Skip to content

ezpz

✍️ Generate

✍️ `ezpz-generate`¶

[!WARNING] Experimental / not well tested. The flow works in simple cases but has not seen broad coverage—treat as best-effort and be ready to fall back to your own HF script if needed.

Interactive text generation loop for Hugging Face causal language models.

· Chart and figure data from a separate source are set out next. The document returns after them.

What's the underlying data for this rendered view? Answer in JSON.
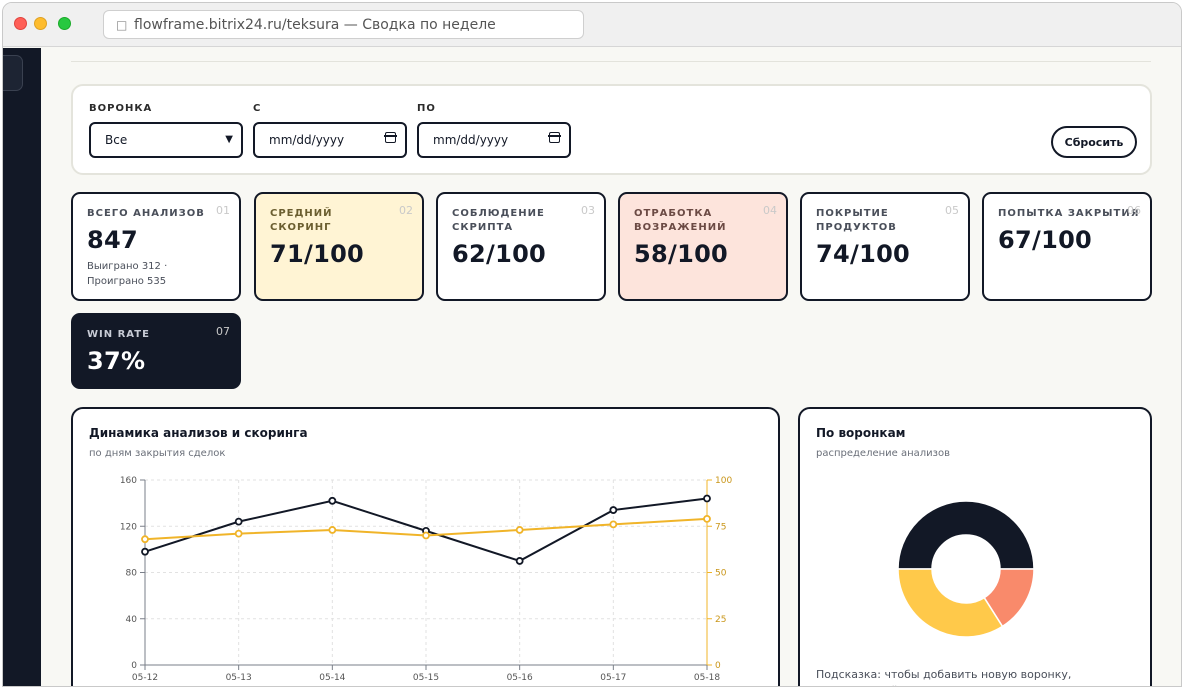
{
  "browser": {
    "url_text": "flowframe.bitrix24.ru/teksura — Сводка по неделе",
    "lock_icon": "page-icon"
  },
  "filters": {
    "funnel_label": "ВОРОНКА",
    "funnel_value": "Все",
    "from_label": "С",
    "from_placeholder": "mm/dd/yyyy",
    "to_label": "ПО",
    "to_placeholder": "mm/dd/yyyy",
    "reset_label": "Сбросить"
  },
  "cards": [
    {
      "title": "ВСЕГО АНАЛИЗОВ",
      "number": "01",
      "value": "847",
      "sub": "Выиграно 312 · Проиграно 535"
    },
    {
      "title": "СРЕДНИЙ СКОРИНГ",
      "number": "02",
      "value": "71/100"
    },
    {
      "title": "СОБЛЮДЕНИЕ СКРИПТА",
      "number": "03",
      "value": "62/100"
    },
    {
      "title": "ОТРАБОТКА ВОЗРАЖЕНИЙ",
      "number": "04",
      "value": "58/100"
    },
    {
      "title": "ПОКРЫТИЕ ПРОДУКТОВ",
      "number": "05",
      "value": "74/100"
    },
    {
      "title": "ПОПЫТКА ЗАКРЫТИЯ",
      "number": "06",
      "value": "67/100"
    },
    {
      "title": "WIN RATE",
      "number": "07",
      "value": "37%"
    }
  ],
  "line_panel": {
    "title": "Динамика анализов и скоринга",
    "subtitle": "по дням закрытия сделок"
  },
  "donut_panel": {
    "title": "По воронкам",
    "subtitle": "распределение анализов",
    "hint": "Подсказка: чтобы добавить новую воронку, отредактируйте её в разделе «Воронки и скрипты»."
  },
  "colors": {
    "dark": "#121826",
    "accent_yellow": "#f0b429",
    "donut_yellow": "#ffc94a",
    "donut_coral": "#f98a6b"
  },
  "chart_data": [
    {
      "type": "line",
      "x": [
        "05-12",
        "05-13",
        "05-14",
        "05-15",
        "05-16",
        "05-17",
        "05-18"
      ],
      "series": [
        {
          "axis": "left",
          "color": "#121826",
          "values": [
            98,
            124,
            142,
            116,
            90,
            134,
            144
          ]
        },
        {
          "axis": "right",
          "color": "#f0b429",
          "values": [
            68,
            71,
            73,
            70,
            73,
            76,
            79
          ]
        }
      ],
      "ylim_left": [
        0,
        160
      ],
      "yticks_left": [
        "0",
        "40",
        "80",
        "120",
        "160"
      ],
      "ylim_right": [
        0,
        100
      ],
      "yticks_right": [
        "0",
        "25",
        "50",
        "75",
        "100"
      ],
      "grid": true
    },
    {
      "type": "pie",
      "donut": true,
      "slices": [
        {
          "color": "#121826",
          "value": 50
        },
        {
          "color": "#f98a6b",
          "value": 16
        },
        {
          "color": "#ffc94a",
          "value": 34
        }
      ]
    }
  ]
}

Loads a model and tokenizer via 🤗 transformers
Moves the model to the device detected by ezpz.get_torch_device_type()
Prompts you for text and a max length, then streams a single completion

Usage¶

# direct console script
ezpz-generate --model_name meta-llama/Llama-3.2-1B --dtype bfloat16

# equivalent module form (useful with ezpz launch)
python -m ezpz.examples.generate --model_name TinyLlama/TinyLlama-1.1B-Chat-v1.0
ezpz launch -- python -m ezpz.examples.generate --model_name meta-llama/Llama-3.2-1B

Flags¶

--model_name (default: meta-llama/Llama-3.2-1B): Hugging Face repo/model to load.
--dtype (default: bfloat16, choices: float16|bfloat16|float32): Torch dtype for the model.

At runtime the script will prompt for:

prompt: Text to feed the model.
max length: Token limit passed to model.generate.

Notes¶

Expects torch and transformers to be installed and a compatible accelerator available (GPU strongly recommended).
Tokenizer pad_token is set to eos_token before generation.
Type “exit” at the prompt or press Ctrl+C to quit.